They’ll give you a great show even where little else will thrive
We’re all familiar with the gorgeous blooms of tall bearded irises, but far fewer gardeners grow their much smaller cousins, the dwarf bearded iris. Equally delightful, they flower earlier, from mid-April into May, and being much, much smaller, they’re ideal for planting in poor, dry soil alongside pathways and in gravel gardens where they won’t take up much room or get swamped by herbaceous partners. They’re also good for narrow borders beneath sunny windows where little else will thrive. Most reach no higher than 15cm (6in) tall, with all the colours and shades you come to expect from their bigger relatives with demure single colours, to jazzy, avant-garde combinations of electric-blue, golden-yellows, brooding purples and powerful reds, with multi-coloured petals and contrasting beards.

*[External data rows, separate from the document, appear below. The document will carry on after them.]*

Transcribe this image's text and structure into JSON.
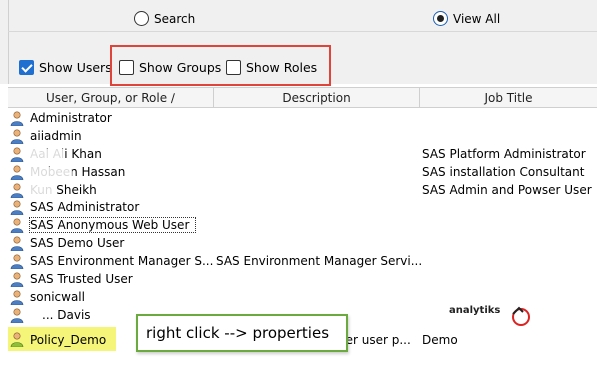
{
  "search_mode": {
    "search_label": "Search",
    "view_all_label": "View All",
    "selected": "View All"
  },
  "filters": {
    "show_users": {
      "label": "Show Users",
      "checked": true
    },
    "show_groups": {
      "label": "Show Groups",
      "checked": false
    },
    "show_roles": {
      "label": "Show Roles",
      "checked": false
    }
  },
  "table": {
    "columns": [
      "User, Group, or Role ∕",
      "Description",
      "Job Title"
    ],
    "rows": [
      {
        "name": "Administrator",
        "description": "",
        "job_title": ""
      },
      {
        "name": "aiiadmin",
        "description": "",
        "job_title": ""
      },
      {
        "name": "Aal Ali Khan",
        "description": "",
        "job_title": "SAS Platform Administrator"
      },
      {
        "name": "Mobeen Hassan",
        "description": "",
        "job_title": "SAS installation Consultant"
      },
      {
        "name": "Kun Sheikh",
        "description": "",
        "job_title": "SAS Admin and Powser User"
      },
      {
        "name": "SAS Administrator",
        "description": "",
        "job_title": ""
      },
      {
        "name": "SAS Anonymous Web User",
        "description": "",
        "job_title": ""
      },
      {
        "name": "SAS Demo User",
        "description": "",
        "job_title": ""
      },
      {
        "name": "SAS Environment Manager S...",
        "description": "SAS Environment Manager Servi...",
        "job_title": ""
      },
      {
        "name": "SAS Trusted User",
        "description": "",
        "job_title": ""
      },
      {
        "name": "sonicwall",
        "description": "",
        "job_title": ""
      },
      {
        "name": "... Davis",
        "description": "",
        "job_title": ""
      },
      {
        "name": "Policy_Demo",
        "description": "per user p...",
        "job_title": "Demo"
      }
    ]
  },
  "annotation": {
    "callout_text": "right click --> properties",
    "logo_text": "analytiks"
  },
  "colors": {
    "highlight_border": "#e0433a",
    "callout_border": "#6aaa3e",
    "selected_bg": "#f5f57a",
    "checkbox_accent": "#1f6fd1"
  }
}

Dwarf bearded iris are developed from the diminutive European species I. pumila and other taller bearded iris, which introduced a kaleidoscope of colours, while retaining the compact habit. All are easy to grow and, being short, don’t need staking like some of their larger cousins. It’s important to make sure the small rhizomes get sufficient light in summer and don’t get swamped by herbaceous partners. They can be propagated like any other iris. Lift and divide in June, keeping the younger, more vigorous rhizomes and discarding older growth. Plant them so the rhizomes are exposed on the soil surface to get heat and light and they’ll flower much more reliably. Once you’re hooked, you’ll soon start collecting all the various forms!